|
From: <sv...@va...> - 2013-08-12 18:01:53
|
carll 2013-08-12 19:01:40 +0100 (Mon, 12 Aug 2013)
New Revision: 2740
Log:
Initial ISA 2.07 support for POWER8-tuned libc
The IBM Power ISA 2.07 has been published on power.org, and IBM's new POWER8
processor is under development to implement that ISA. This patch provides
initial VEX support for running Valgrind on POWER8 systems running a soon-to-be
released Linux distribution. This Linux distro will include a POWER8-tuned
libc that uses a subset of the new instructions from ISA 2.07. Since virtually
all applications link with libc, it would be impossible to run an application
under Valgrind on this distro without adding support for these new instructions
to Valgrind, so that's the intent of this patch. Note that applications built
on this distro will *not* employ new POWER8 instructions by default. There are
roughly 150 new instructions in the Power ISA 2.07, including hardware
transaction management (HTM). Support for these new instructions (modulo the
subset included in this bug) will be added to Valgrind in a phased approach,
similar to what we did for Power ISA 2.06.
Bugzilla 322294
Modified files:
trunk/priv/guest_ppc_toIR.c
trunk/priv/host_ppc_defs.c
trunk/priv/host_ppc_defs.h
trunk/priv/host_ppc_isel.c
trunk/priv/ir_defs.c
trunk/priv/main_main.c
trunk/pub/libvex.h
trunk/pub/libvex_ir.h
Modified: trunk/priv/guest_ppc_toIR.c (+149 -10)

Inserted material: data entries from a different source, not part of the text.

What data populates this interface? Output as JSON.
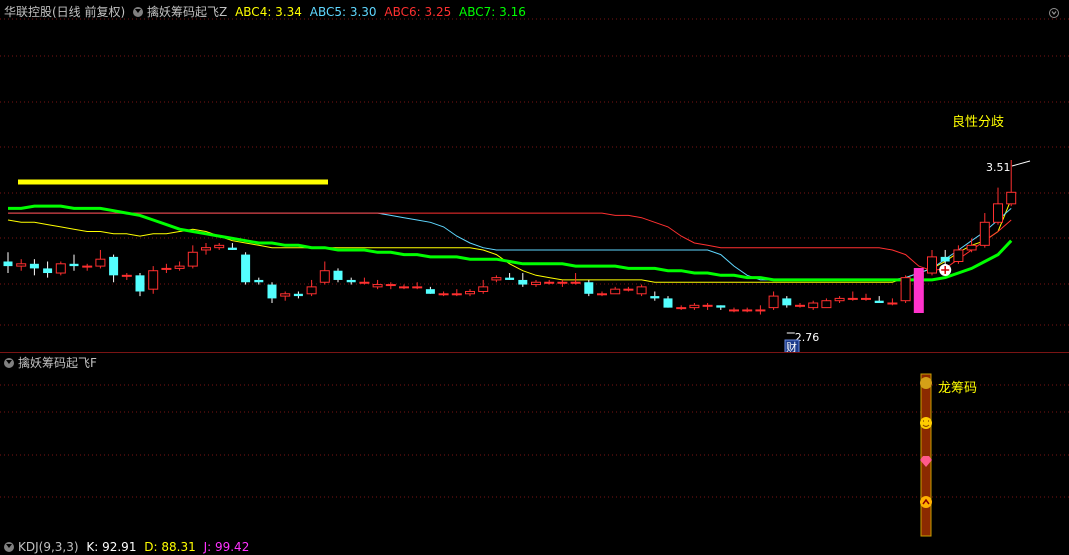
{
  "main_header": {
    "stock": "华联控股(日线 前复权)",
    "indicator": "擒妖筹码起飞Z",
    "abc4": "ABC4: 3.34",
    "abc5": "ABC5: 3.30",
    "abc6": "ABC6: 3.25",
    "abc7": "ABC7: 3.16"
  },
  "colors": {
    "abc4": "#ffff00",
    "abc5": "#5fd7ff",
    "abc6": "#ff3030",
    "abc7": "#00ff00",
    "grid": "#7a1414",
    "up": "#ff3030",
    "down": "#54ffff",
    "magenta": "#ff33cc"
  },
  "annotations": {
    "top_label": "良性分歧",
    "high_price": "3.51",
    "low_price": "2.76",
    "cai_badge": "财",
    "dragon_label": "龙筹码"
  },
  "sub_header": {
    "indicator": "擒妖筹码起飞F"
  },
  "kdj_header": {
    "name": "KDJ(9,3,3)",
    "k": "K: 92.91",
    "d": "D: 88.31",
    "j": "J: 99.42"
  },
  "icons": [
    "chevron-down-icon",
    "maximize-icon",
    "money-bag-icon",
    "smiley-icon",
    "diamond-icon",
    "up-arrow-icon"
  ],
  "chart_data": {
    "type": "candlestick",
    "price_range": [
      2.76,
      3.51
    ],
    "candles": [
      [
        3.07,
        3.11,
        3.02,
        3.05
      ],
      [
        3.05,
        3.08,
        3.03,
        3.06
      ],
      [
        3.06,
        3.08,
        3.01,
        3.04
      ],
      [
        3.04,
        3.07,
        3.0,
        3.02
      ],
      [
        3.02,
        3.07,
        3.01,
        3.06
      ],
      [
        3.06,
        3.1,
        3.03,
        3.05
      ],
      [
        3.05,
        3.06,
        3.03,
        3.05
      ],
      [
        3.05,
        3.12,
        3.04,
        3.08
      ],
      [
        3.09,
        3.1,
        2.98,
        3.01
      ],
      [
        3.01,
        3.02,
        2.99,
        3.01
      ],
      [
        3.01,
        3.02,
        2.92,
        2.94
      ],
      [
        2.95,
        3.05,
        2.93,
        3.03
      ],
      [
        3.04,
        3.06,
        3.02,
        3.04
      ],
      [
        3.04,
        3.07,
        3.03,
        3.05
      ],
      [
        3.05,
        3.14,
        3.04,
        3.11
      ],
      [
        3.12,
        3.15,
        3.1,
        3.13
      ],
      [
        3.13,
        3.15,
        3.12,
        3.14
      ],
      [
        3.13,
        3.15,
        3.12,
        3.12
      ],
      [
        3.1,
        3.11,
        2.97,
        2.98
      ],
      [
        2.99,
        3.0,
        2.97,
        2.98
      ],
      [
        2.97,
        2.98,
        2.89,
        2.91
      ],
      [
        2.92,
        2.94,
        2.9,
        2.93
      ],
      [
        2.93,
        2.94,
        2.91,
        2.92
      ],
      [
        2.93,
        2.99,
        2.92,
        2.96
      ],
      [
        2.98,
        3.07,
        2.97,
        3.03
      ],
      [
        3.03,
        3.04,
        2.98,
        2.99
      ],
      [
        2.99,
        3.0,
        2.97,
        2.98
      ],
      [
        2.98,
        3.0,
        2.97,
        2.98
      ],
      [
        2.96,
        2.99,
        2.95,
        2.97
      ],
      [
        2.97,
        2.98,
        2.95,
        2.97
      ],
      [
        2.96,
        2.97,
        2.95,
        2.96
      ],
      [
        2.96,
        2.98,
        2.95,
        2.96
      ],
      [
        2.95,
        2.96,
        2.93,
        2.93
      ],
      [
        2.93,
        2.94,
        2.92,
        2.93
      ],
      [
        2.93,
        2.95,
        2.92,
        2.93
      ],
      [
        2.93,
        2.95,
        2.92,
        2.94
      ],
      [
        2.94,
        2.99,
        2.93,
        2.96
      ],
      [
        2.99,
        3.01,
        2.98,
        3.0
      ],
      [
        3.0,
        3.02,
        2.99,
        2.99
      ],
      [
        2.99,
        3.02,
        2.96,
        2.97
      ],
      [
        2.97,
        2.99,
        2.96,
        2.98
      ],
      [
        2.98,
        2.99,
        2.97,
        2.98
      ],
      [
        2.98,
        2.99,
        2.96,
        2.98
      ],
      [
        2.98,
        3.02,
        2.97,
        2.98
      ],
      [
        2.98,
        2.99,
        2.92,
        2.93
      ],
      [
        2.93,
        2.94,
        2.92,
        2.93
      ],
      [
        2.93,
        2.96,
        2.93,
        2.95
      ],
      [
        2.95,
        2.96,
        2.94,
        2.95
      ],
      [
        2.93,
        2.97,
        2.92,
        2.96
      ],
      [
        2.92,
        2.94,
        2.9,
        2.91
      ],
      [
        2.91,
        2.92,
        2.87,
        2.87
      ],
      [
        2.87,
        2.88,
        2.86,
        2.87
      ],
      [
        2.87,
        2.89,
        2.86,
        2.88
      ],
      [
        2.88,
        2.89,
        2.86,
        2.88
      ],
      [
        2.88,
        2.88,
        2.86,
        2.87
      ],
      [
        2.86,
        2.87,
        2.85,
        2.86
      ],
      [
        2.86,
        2.87,
        2.85,
        2.86
      ],
      [
        2.86,
        2.88,
        2.84,
        2.86
      ],
      [
        2.87,
        2.94,
        2.86,
        2.92
      ],
      [
        2.91,
        2.92,
        2.87,
        2.88
      ],
      [
        2.88,
        2.89,
        2.87,
        2.88
      ],
      [
        2.87,
        2.9,
        2.86,
        2.89
      ],
      [
        2.87,
        2.91,
        2.87,
        2.9
      ],
      [
        2.9,
        2.92,
        2.89,
        2.91
      ],
      [
        2.91,
        2.94,
        2.9,
        2.91
      ],
      [
        2.91,
        2.93,
        2.9,
        2.91
      ],
      [
        2.9,
        2.92,
        2.89,
        2.89
      ],
      [
        2.89,
        2.91,
        2.88,
        2.89
      ],
      [
        2.9,
        3.01,
        2.89,
        3.0
      ],
      [
        3.0,
        3.03,
        2.99,
        3.02
      ],
      [
        3.02,
        3.12,
        3.01,
        3.09
      ],
      [
        3.09,
        3.12,
        3.05,
        3.07
      ],
      [
        3.07,
        3.14,
        3.06,
        3.12
      ],
      [
        3.12,
        3.17,
        3.11,
        3.14
      ],
      [
        3.14,
        3.28,
        3.13,
        3.24
      ],
      [
        3.24,
        3.39,
        3.23,
        3.32
      ],
      [
        3.32,
        3.51,
        3.31,
        3.37
      ]
    ],
    "series": [
      {
        "name": "ABC4",
        "values": [
          3.25,
          3.24,
          3.24,
          3.23,
          3.22,
          3.21,
          3.2,
          3.2,
          3.19,
          3.19,
          3.18,
          3.19,
          3.19,
          3.2,
          3.21,
          3.2,
          3.18,
          3.16,
          3.15,
          3.14,
          3.13,
          3.13,
          3.13,
          3.13,
          3.13,
          3.13,
          3.13,
          3.13,
          3.13,
          3.13,
          3.13,
          3.13,
          3.13,
          3.13,
          3.13,
          3.13,
          3.12,
          3.1,
          3.06,
          3.03,
          3.01,
          3.0,
          2.99,
          2.99,
          2.99,
          2.99,
          2.99,
          2.99,
          2.99,
          2.98,
          2.98,
          2.98,
          2.98,
          2.98,
          2.98,
          2.98,
          2.98,
          2.98,
          2.98,
          2.98,
          2.98,
          2.98,
          2.98,
          2.98,
          2.98,
          2.98,
          2.98,
          2.98,
          3.0,
          3.02,
          3.04,
          3.07,
          3.11,
          3.14,
          3.16,
          3.2,
          3.34
        ]
      },
      {
        "name": "ABC5",
        "values": [
          3.28,
          3.28,
          3.28,
          3.28,
          3.28,
          3.28,
          3.28,
          3.28,
          3.28,
          3.28,
          3.28,
          3.28,
          3.28,
          3.28,
          3.28,
          3.28,
          3.28,
          3.28,
          3.28,
          3.28,
          3.28,
          3.28,
          3.28,
          3.28,
          3.28,
          3.28,
          3.28,
          3.28,
          3.28,
          3.27,
          3.26,
          3.25,
          3.24,
          3.22,
          3.18,
          3.15,
          3.13,
          3.12,
          3.12,
          3.12,
          3.12,
          3.12,
          3.12,
          3.12,
          3.12,
          3.12,
          3.12,
          3.12,
          3.12,
          3.12,
          3.12,
          3.12,
          3.12,
          3.12,
          3.1,
          3.05,
          3.01,
          2.99,
          2.99,
          2.99,
          2.99,
          2.99,
          2.99,
          2.99,
          2.99,
          2.99,
          2.99,
          2.99,
          3.0,
          3.02,
          3.04,
          3.08,
          3.12,
          3.16,
          3.2,
          3.25,
          3.3
        ]
      },
      {
        "name": "ABC6",
        "values": [
          3.28,
          3.28,
          3.28,
          3.28,
          3.28,
          3.28,
          3.28,
          3.28,
          3.28,
          3.28,
          3.28,
          3.28,
          3.28,
          3.28,
          3.28,
          3.28,
          3.28,
          3.28,
          3.28,
          3.28,
          3.28,
          3.28,
          3.28,
          3.28,
          3.28,
          3.28,
          3.28,
          3.28,
          3.28,
          3.28,
          3.28,
          3.28,
          3.28,
          3.28,
          3.28,
          3.28,
          3.28,
          3.28,
          3.28,
          3.28,
          3.28,
          3.28,
          3.28,
          3.28,
          3.28,
          3.28,
          3.27,
          3.27,
          3.26,
          3.24,
          3.22,
          3.18,
          3.15,
          3.14,
          3.13,
          3.13,
          3.13,
          3.13,
          3.13,
          3.13,
          3.13,
          3.13,
          3.13,
          3.13,
          3.13,
          3.13,
          3.13,
          3.12,
          3.1,
          3.05,
          3.03,
          3.04,
          3.08,
          3.12,
          3.16,
          3.2,
          3.25
        ]
      },
      {
        "name": "ABC7",
        "values": [
          3.3,
          3.3,
          3.31,
          3.31,
          3.31,
          3.3,
          3.3,
          3.3,
          3.29,
          3.28,
          3.27,
          3.25,
          3.23,
          3.21,
          3.2,
          3.19,
          3.18,
          3.17,
          3.16,
          3.15,
          3.15,
          3.14,
          3.14,
          3.13,
          3.13,
          3.12,
          3.12,
          3.12,
          3.11,
          3.11,
          3.1,
          3.1,
          3.09,
          3.09,
          3.09,
          3.08,
          3.08,
          3.08,
          3.07,
          3.06,
          3.06,
          3.06,
          3.06,
          3.05,
          3.05,
          3.05,
          3.05,
          3.04,
          3.04,
          3.04,
          3.03,
          3.03,
          3.02,
          3.02,
          3.01,
          3.01,
          3.0,
          3.0,
          2.99,
          2.99,
          2.99,
          2.99,
          2.99,
          2.99,
          2.99,
          2.99,
          2.99,
          2.99,
          2.99,
          2.99,
          2.99,
          3.0,
          3.02,
          3.04,
          3.07,
          3.1,
          3.16
        ]
      }
    ]
  }
}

===================================================================
--- trunk/priv/guest_ppc_toIR.c 2013-08-08 11:28:59 +01:00 (rev 2739)
+++ trunk/priv/guest_ppc_toIR.c 2013-08-12 19:01:40 +01:00 (rev 2740)
@@ -4933,11 +4933,17 @@
case 0x3E:
switch ((b1<<1) | b0) {
case 0x0: // std (Store DWord, PPC64 p580)
+ if (!mode64)
+ return False;
+
DIP("std r%u,%d(r%u)\n", rS_addr, simm16, rA_addr);
storeBE( mkexpr(EA), mkexpr(rS) );
break;
case 0x1: // stdu (Store DWord, Update, PPC64 p583)
+ if (!mode64)
+ return False;
+
DIP("stdu r%u,%d(r%u)\n", rS_addr, simm16, rA_addr);
putIReg( rA_addr, mkexpr(EA) );
storeBE( mkexpr(EA), mkexpr(rS) );
@@ -6463,7 +6469,7 @@
}
/* not decodable */
return False;
-
+
/* XFX-Form */
case 0x153: // mfspr (Move from Special-Purpose Register, PPC32 p470)
@@ -6631,7 +6637,79 @@
return False;
}
break;
-
+
+ case 0x33: // mfvsrd
+ {
+ UChar XS = ifieldRegXS( theInstr );
+ UChar rA_addr = ifieldRegA(theInstr);
+ IRExpr * high64;
+ IRTemp vS = newTemp( Ity_V128 );
+ DIP("mfvsrd r%u,vsr%d\n", rA_addr, (UInt)XS);
+
+ /* XS = SX || S
+ * For SX=0, mfvsrd is treated as a Floating-Point
+ * instruction in terms of resource availability.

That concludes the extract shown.